Se habituaron a ellos, del mismo modo que hoy en día estamos también acostumbrados a encontrarnos quizá a un fraile franciscano por la calle en nuestro día a día. Bien o mal acogidos, predicaban con el fervor de los neófitos y su fe obraba en profundidad. Fueron profetas de un mundo nuevo en el que el rechazo a las riquezas y la pasión por el Evangelio cambiaban la vida y traían felicidad a todos. Los nuevos frailes iban de dos en dos por las calles, uno detrás de otro, y eran los mismos cuyos pasos oyó un día san Francisco en una visión profética. No me resultó difícil pensar en esta visión precisamente el verano pasado cuando, encontrándome en «San Francisco» (EE.UU.), recordé cómo en 1769 fray Junípero Serra partió en su viaje hacia la alta California, en la bahía de San Diego, donde fundó la primera de sus famosas misiones californianas, Loreto, la capital de la baja y la alta California, rodeada, en lo sucesivo, por ciudades con nombres «franciscanos»: San Diego, Los Ángeles, San Francisco, Sacramento, etcétera.

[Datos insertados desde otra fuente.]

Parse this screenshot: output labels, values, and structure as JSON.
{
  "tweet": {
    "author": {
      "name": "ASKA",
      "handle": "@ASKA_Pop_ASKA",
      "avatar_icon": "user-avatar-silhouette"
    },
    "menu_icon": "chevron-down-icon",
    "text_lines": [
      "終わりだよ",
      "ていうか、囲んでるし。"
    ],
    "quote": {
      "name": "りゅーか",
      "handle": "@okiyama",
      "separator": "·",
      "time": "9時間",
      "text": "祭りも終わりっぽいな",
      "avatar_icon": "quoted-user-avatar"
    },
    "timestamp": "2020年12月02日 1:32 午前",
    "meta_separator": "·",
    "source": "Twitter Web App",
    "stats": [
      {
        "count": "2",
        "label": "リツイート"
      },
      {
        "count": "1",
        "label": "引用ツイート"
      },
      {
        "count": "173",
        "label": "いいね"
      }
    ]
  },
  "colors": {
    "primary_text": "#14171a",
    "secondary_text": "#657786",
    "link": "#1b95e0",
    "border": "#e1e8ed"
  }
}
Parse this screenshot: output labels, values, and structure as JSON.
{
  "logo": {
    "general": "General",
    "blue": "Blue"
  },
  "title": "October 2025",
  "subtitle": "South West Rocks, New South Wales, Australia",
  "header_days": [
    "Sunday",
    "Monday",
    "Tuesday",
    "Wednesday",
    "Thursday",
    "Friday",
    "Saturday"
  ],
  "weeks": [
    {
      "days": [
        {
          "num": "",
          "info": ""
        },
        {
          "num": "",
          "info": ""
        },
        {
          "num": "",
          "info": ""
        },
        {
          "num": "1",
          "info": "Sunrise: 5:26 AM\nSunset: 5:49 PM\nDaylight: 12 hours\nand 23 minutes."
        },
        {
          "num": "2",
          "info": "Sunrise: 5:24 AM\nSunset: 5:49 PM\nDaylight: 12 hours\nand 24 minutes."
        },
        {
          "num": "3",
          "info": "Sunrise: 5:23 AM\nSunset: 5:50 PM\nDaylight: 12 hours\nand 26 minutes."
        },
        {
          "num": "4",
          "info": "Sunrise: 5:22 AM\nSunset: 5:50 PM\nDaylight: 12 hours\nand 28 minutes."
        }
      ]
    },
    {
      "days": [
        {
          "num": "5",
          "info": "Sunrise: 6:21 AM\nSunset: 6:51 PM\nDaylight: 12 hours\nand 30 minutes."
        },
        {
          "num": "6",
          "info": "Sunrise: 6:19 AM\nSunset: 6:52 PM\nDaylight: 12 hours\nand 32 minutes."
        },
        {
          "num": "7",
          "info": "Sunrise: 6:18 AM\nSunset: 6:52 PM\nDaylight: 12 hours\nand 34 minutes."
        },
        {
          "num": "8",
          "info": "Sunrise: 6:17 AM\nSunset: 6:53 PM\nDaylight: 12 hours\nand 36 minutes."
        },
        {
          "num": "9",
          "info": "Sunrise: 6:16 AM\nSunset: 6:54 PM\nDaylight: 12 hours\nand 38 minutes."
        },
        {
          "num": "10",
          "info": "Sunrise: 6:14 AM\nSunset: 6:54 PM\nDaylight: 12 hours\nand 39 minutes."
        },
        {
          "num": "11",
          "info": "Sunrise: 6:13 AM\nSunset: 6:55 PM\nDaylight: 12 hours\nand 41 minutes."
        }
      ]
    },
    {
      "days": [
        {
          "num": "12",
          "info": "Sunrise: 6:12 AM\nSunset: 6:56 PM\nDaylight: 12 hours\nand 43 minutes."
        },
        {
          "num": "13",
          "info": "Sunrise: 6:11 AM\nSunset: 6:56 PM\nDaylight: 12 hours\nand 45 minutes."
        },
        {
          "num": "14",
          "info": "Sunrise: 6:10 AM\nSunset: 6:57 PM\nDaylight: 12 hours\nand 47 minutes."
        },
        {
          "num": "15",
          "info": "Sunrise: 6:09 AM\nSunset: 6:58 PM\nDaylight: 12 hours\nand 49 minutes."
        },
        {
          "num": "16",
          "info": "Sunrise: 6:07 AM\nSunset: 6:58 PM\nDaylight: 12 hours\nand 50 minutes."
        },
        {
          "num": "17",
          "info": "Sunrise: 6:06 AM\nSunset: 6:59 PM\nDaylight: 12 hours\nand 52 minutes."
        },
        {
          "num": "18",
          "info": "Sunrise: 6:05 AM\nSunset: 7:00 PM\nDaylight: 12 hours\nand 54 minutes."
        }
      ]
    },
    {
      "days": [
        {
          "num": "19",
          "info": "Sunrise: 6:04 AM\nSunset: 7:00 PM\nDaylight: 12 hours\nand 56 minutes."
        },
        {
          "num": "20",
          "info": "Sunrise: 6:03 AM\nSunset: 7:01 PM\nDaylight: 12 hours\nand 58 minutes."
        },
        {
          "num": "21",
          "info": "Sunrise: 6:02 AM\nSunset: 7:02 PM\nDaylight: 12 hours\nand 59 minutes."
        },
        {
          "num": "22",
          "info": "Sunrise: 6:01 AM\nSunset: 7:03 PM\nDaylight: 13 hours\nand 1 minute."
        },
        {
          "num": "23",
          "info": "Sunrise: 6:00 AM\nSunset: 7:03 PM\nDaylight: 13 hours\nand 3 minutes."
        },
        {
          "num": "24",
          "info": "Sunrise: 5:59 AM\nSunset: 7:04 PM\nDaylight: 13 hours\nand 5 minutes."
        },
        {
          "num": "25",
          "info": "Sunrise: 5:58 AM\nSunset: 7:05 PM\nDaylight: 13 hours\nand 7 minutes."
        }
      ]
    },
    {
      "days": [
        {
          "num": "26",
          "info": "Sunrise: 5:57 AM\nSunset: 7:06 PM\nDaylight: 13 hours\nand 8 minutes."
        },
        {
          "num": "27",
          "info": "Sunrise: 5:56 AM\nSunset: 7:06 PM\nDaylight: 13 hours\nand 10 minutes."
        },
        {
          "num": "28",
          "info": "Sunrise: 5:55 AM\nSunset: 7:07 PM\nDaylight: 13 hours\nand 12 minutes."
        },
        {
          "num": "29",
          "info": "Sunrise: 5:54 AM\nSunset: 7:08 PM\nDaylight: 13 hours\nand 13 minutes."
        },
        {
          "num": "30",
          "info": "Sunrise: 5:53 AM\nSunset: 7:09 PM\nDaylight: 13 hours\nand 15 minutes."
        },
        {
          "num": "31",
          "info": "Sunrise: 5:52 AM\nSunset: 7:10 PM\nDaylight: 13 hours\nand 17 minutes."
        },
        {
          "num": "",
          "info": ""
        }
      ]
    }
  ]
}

Aquellos comienzos del franciscanismo, hace ya ocho siglos, con su apariencia de dulce anarquía, deben dejar paso a una Orden. Cada año, Francisco veía cómo se duplicaba el número de frailes llegados desde todos los confines de la tierra, algunos de los cuales estaban destinados a desempeñar un papel importante en una de las mayores aventuras cristianas. Más sensibles que los hombres a la llamada mística, las mujeres buscaron en San Damián la paz interior, amenazada por el desorden de un mundo abocado a la violencia. La luz de san Francisco se extendió, así, hacia los primeros conventos de monjas clarisas, fuertemente atraídas por la vida contemplativa de Cristo. Un canto de dicha alzada al cielo también por todos aquellos otros seguidores, hombres y mujeres, que, incluso no vistiendo el sayo, seguían deseando a lo largo de los siglos vivir el espíritu de Francisco, los futuros «terciarios franciscanos», movimiento laical que aún hoy sigue siendo el más difundido y más capilar de la Iglesia católica. Aquellos comienzos fueron un momento destinado a no volver a repetirse nunca por completo. El mismo flechazo, en efecto, no se produce dos veces. Veamos por qué.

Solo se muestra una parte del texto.